Table 4. Velocity error of different backlash.

Control Method	Length of Backlash	Speed/(m/s)	Error of Speed/%
No speed synchronization	5	183.7	2.96
	10	182.3	2.97
Speed synchronization	5	70	1.12
	10	70.7	1.15

:

(1)

After compensating the system backlash interference, the system loading torque tracking error decreases by 52% and 57%. It is proved that the offset force compensation method can effectively eliminate the influence of backlash on tracking error in dual-motor system. The offset force compensation has an excellent inhibition effect for different backlash.

(2)

Under different backlash conditions, the cross-coupling control strategy improved by tracking differentiator can keep the speed synchronization of the two motors. According to the tracking error curve, the response time of the system is accelerated, and the speed error is reduced by 62.1% and 61.2%, which proves that the improved algorithm can effectively control the smooth synchronous operation of dual motors.

(3)

According to the analysis in Table 1 and Table 4, the proposed composite control strategy of the loading torque controller backlash compensator speed synchronization controller can achieve high-precision output of system loading torque under the conditions of redundant torque disturbance, backlash dead zone disturbance, and dual-motor parameter difference in the aircraft steering gear electric load simulator with dual-motor loading structure.
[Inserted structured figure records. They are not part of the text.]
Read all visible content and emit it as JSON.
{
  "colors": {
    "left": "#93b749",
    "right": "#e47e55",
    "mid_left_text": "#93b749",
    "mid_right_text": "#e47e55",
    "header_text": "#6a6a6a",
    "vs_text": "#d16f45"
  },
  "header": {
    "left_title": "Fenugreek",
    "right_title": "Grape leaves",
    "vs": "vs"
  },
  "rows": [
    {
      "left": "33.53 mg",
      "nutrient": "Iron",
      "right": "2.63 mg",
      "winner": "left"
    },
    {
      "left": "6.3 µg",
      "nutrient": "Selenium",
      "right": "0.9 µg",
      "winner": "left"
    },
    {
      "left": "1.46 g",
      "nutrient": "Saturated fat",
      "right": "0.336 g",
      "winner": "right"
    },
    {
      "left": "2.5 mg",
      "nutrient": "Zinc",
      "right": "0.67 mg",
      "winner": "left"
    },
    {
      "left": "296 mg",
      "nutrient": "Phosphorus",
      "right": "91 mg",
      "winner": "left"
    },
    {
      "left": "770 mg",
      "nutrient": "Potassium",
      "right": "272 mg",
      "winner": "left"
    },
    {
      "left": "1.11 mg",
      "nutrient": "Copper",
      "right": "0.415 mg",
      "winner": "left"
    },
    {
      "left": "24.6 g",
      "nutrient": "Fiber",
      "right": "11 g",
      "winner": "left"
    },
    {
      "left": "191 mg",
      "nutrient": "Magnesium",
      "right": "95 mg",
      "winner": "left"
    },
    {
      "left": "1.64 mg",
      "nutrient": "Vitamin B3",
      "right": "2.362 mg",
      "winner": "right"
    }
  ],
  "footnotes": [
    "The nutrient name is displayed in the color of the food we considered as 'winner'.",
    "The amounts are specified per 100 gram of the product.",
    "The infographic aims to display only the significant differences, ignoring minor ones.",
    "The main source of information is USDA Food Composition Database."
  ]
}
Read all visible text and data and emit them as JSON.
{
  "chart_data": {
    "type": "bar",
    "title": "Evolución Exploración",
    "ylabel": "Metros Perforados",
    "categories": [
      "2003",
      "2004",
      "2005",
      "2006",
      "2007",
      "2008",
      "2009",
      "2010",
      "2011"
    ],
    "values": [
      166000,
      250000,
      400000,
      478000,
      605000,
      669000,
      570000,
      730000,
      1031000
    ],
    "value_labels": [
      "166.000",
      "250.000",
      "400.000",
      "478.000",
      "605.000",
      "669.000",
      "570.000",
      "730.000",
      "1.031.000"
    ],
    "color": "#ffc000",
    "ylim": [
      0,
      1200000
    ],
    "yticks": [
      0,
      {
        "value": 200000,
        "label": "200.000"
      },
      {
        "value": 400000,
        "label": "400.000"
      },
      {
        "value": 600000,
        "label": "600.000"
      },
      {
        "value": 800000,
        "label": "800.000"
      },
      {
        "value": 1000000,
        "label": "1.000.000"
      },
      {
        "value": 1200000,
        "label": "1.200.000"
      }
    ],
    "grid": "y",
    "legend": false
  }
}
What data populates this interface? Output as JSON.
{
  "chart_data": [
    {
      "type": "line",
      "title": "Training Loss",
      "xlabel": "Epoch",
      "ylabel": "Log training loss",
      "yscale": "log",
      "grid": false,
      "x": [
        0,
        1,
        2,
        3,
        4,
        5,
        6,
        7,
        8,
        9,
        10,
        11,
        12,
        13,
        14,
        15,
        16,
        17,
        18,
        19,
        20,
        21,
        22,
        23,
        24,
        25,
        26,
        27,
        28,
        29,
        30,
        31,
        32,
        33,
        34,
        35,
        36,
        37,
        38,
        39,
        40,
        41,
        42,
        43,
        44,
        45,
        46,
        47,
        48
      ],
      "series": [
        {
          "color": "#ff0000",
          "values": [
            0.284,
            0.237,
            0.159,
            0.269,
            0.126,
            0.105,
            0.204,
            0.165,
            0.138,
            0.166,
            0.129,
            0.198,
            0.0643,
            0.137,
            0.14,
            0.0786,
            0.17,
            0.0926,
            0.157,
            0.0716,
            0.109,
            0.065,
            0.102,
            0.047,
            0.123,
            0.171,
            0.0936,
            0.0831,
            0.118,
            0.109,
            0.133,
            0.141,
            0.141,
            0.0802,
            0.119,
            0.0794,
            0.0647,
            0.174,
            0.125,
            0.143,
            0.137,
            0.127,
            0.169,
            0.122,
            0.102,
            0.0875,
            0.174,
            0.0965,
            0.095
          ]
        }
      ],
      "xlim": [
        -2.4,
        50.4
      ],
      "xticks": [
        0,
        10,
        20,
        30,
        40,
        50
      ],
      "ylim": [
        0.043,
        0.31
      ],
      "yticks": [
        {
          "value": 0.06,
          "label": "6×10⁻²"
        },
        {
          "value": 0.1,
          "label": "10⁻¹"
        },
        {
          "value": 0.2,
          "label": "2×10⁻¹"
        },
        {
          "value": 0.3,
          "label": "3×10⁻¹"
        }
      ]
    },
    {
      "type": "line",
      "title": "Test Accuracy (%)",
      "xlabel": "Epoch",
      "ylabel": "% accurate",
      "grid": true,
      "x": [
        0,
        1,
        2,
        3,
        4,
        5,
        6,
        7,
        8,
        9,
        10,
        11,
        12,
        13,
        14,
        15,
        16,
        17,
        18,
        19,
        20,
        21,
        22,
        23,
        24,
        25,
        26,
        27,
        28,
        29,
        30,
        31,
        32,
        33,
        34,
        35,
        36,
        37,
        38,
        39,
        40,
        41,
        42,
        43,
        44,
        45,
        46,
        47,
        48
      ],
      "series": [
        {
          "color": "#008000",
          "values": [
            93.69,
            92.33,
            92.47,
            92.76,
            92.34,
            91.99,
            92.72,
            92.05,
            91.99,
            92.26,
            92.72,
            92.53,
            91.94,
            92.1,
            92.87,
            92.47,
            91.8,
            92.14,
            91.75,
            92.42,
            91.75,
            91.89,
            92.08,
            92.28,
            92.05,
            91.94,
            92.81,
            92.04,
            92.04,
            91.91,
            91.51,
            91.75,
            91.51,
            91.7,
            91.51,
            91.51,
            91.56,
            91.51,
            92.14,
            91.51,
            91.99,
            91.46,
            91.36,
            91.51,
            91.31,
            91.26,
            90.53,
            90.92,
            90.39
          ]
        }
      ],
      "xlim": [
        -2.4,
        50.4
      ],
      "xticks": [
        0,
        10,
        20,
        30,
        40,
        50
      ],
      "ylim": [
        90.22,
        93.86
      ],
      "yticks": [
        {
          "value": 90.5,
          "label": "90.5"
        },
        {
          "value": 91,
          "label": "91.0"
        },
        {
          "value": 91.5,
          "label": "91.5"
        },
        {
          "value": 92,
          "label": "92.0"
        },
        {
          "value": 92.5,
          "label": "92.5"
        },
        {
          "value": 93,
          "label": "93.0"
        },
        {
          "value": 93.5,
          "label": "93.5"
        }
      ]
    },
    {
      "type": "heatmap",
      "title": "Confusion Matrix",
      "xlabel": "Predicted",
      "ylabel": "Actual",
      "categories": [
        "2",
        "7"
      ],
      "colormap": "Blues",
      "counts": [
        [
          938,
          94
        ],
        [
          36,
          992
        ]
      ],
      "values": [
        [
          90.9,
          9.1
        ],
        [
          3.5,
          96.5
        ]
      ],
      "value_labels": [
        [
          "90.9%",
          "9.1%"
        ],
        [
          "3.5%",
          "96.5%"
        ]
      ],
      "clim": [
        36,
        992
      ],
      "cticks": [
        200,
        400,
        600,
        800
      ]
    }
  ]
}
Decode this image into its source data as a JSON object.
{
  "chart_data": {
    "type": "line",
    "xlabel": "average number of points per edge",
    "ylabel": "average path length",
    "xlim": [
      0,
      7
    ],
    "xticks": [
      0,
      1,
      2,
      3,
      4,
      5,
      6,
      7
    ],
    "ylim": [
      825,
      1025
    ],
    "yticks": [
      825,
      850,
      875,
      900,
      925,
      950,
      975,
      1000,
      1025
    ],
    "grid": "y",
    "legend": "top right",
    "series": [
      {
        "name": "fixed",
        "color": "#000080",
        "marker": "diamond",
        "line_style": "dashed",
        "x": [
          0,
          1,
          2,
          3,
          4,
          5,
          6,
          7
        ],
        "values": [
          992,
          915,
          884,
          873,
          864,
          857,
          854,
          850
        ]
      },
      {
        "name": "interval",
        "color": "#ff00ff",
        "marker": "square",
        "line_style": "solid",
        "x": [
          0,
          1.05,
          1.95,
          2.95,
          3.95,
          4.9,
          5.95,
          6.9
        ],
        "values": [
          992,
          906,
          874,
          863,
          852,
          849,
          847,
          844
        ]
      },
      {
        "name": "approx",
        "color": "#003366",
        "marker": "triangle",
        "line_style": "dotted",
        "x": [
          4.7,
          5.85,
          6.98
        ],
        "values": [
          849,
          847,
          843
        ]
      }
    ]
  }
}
At this time, the speed error comparison of dual motors is shown in Table 4.

6. Conclusions

(1)

The electric load simulator of an aircraft steering gear loaded with two motors is designed, which can output the loading torque through the cooperation of two motors. A compound control strategy consisting of torque control feedback, backlash compensation feedforward, and cross-coupling speed synchronization control of dual motors is proposed.

(2)

Compared with the conventional PID controller, the proposed compound control strategy can achieve the accurate output of analog torque, and the error is only 1.13% when there is only the disturbance of redundant torque. The tracking error is only 1.54% under the conditions of redundant torque, backlash interference, and different parameters of dual motors. The experimental results show the effectiveness of the proposed control strategy.

In the subsequent work, the influence of the redundant torque caused by the more complex steering gear signal on the load simulator will be studied, and the redundant torque signal will be classified and summarized on the mathematical level. The difficulty of the dual-motor system is the bandwidth of the system under different motor parameters, which is what we need to study later.